One of the things that I want to point out is that we do have an oversight group … made up of members of the insurance community, the broker community, the provider community and consumer advocacy groups who are helping us with the overall implementation and providing us feedback on the choices that are being made.

HNI: What’s the benefit of a state-based exchange over the federal exchange?

Gillespie: It protects the state a little bit from changes in administration or changes in approach at the federal level, so we have some core consistency. It also allows for us to be a little more creative in how we’re addressing unique needs in Illinois.

HNI: What are some of the challenges you are facing with this transition?

Gillespie: Anytime you’re making a big transition like this, especially if it involves an IT platform, there’s always challenges with that, right? So we’re going to be doing a lot of testing so that we can make sure the system works as we intend it to work.

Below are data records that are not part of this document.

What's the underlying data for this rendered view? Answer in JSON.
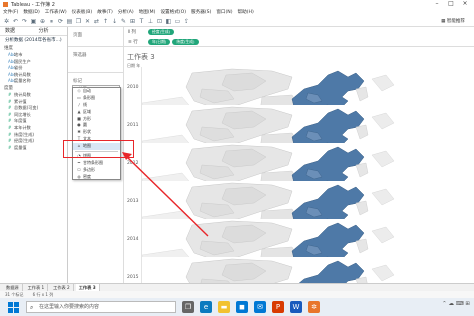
{
  "window": {
    "title": "Tableau - 工作簿 2"
  },
  "menu": [
    "文件(F)",
    "数据(D)",
    "工作表(W)",
    "仪表板(B)",
    "故事(T)",
    "分析(A)",
    "地图(M)",
    "设置格式(O)",
    "服务器(S)",
    "窗口(N)",
    "帮助(H)"
  ],
  "data_pane": {
    "tabs": [
      "数据",
      "分析"
    ],
    "source": "分析数据 (2014年各省市...)",
    "dimensions_label": "维度",
    "dimensions": [
      "地市",
      "国民生产",
      "省份",
      "统计局数",
      "度量名称"
    ],
    "measures_label": "度量",
    "measures": [
      "统计局数",
      "累计值",
      "总数据(可变)",
      "同比增长",
      "年度值",
      "本年计数",
      "纬度(生成)",
      "经度(生成)",
      "度量值"
    ]
  },
  "cards": {
    "pages": "页面",
    "filters": "筛选器",
    "marks": "标记",
    "marks_selected": "地图"
  },
  "mark_types": [
    "自动",
    "条形图",
    "线",
    "区域",
    "方形",
    "圆",
    "形状",
    "文本",
    "地图",
    "饼图",
    "甘特条形图",
    "多边形",
    "密度"
  ],
  "mark_selected_index": 8,
  "shelves": {
    "columns_label": "列",
    "columns_pills": [
      "经度(生成)"
    ],
    "rows_label": "行",
    "rows_pills": [
      "年(日期)",
      "纬度(生成)"
    ]
  },
  "view": {
    "sheet_title": "工作表 3",
    "row_header": "日期 年",
    "rows": [
      "2010",
      "2011",
      "2012",
      "2013",
      "2014",
      "2015"
    ]
  },
  "sheet_tabs": [
    "数据源",
    "工作表 1",
    "工作表 2",
    "工作表 3"
  ],
  "active_sheet_index": 3,
  "status": [
    "31 个标记",
    "6 行 x 1 列"
  ],
  "taskbar": {
    "search_placeholder": "在这里输入你要搜索的内容"
  },
  "colors": {
    "map_fill": "#4e79a7",
    "pill_green": "#21a67a",
    "highlight_red": "#e8262a"
  }
}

There’s some education that goes on with the broader community in particular to make sure they understand how the new platform is going to work. And we will do everything we can to make sure that folks stay covered the whole time, so that nobody drops off as part of the transition.

HNI: What are you doing to recruit and retain workers for the department?

Gillespie: We’re hiring in both Chicago and in Springfield to give us the ability to pull from across the state. We’re also doing a new approach that we started a few months ago, which is a trainee approach. That allows us to hire folks that don’t have the experience levels that we might otherwise be recruiting for to come in, and we do an intensive training with them to give them those basic insurance skills that they need. We’ve had 34 people graduate from those trainee programs so far, and be employed full time. And we’ve got six more that are coming on board now.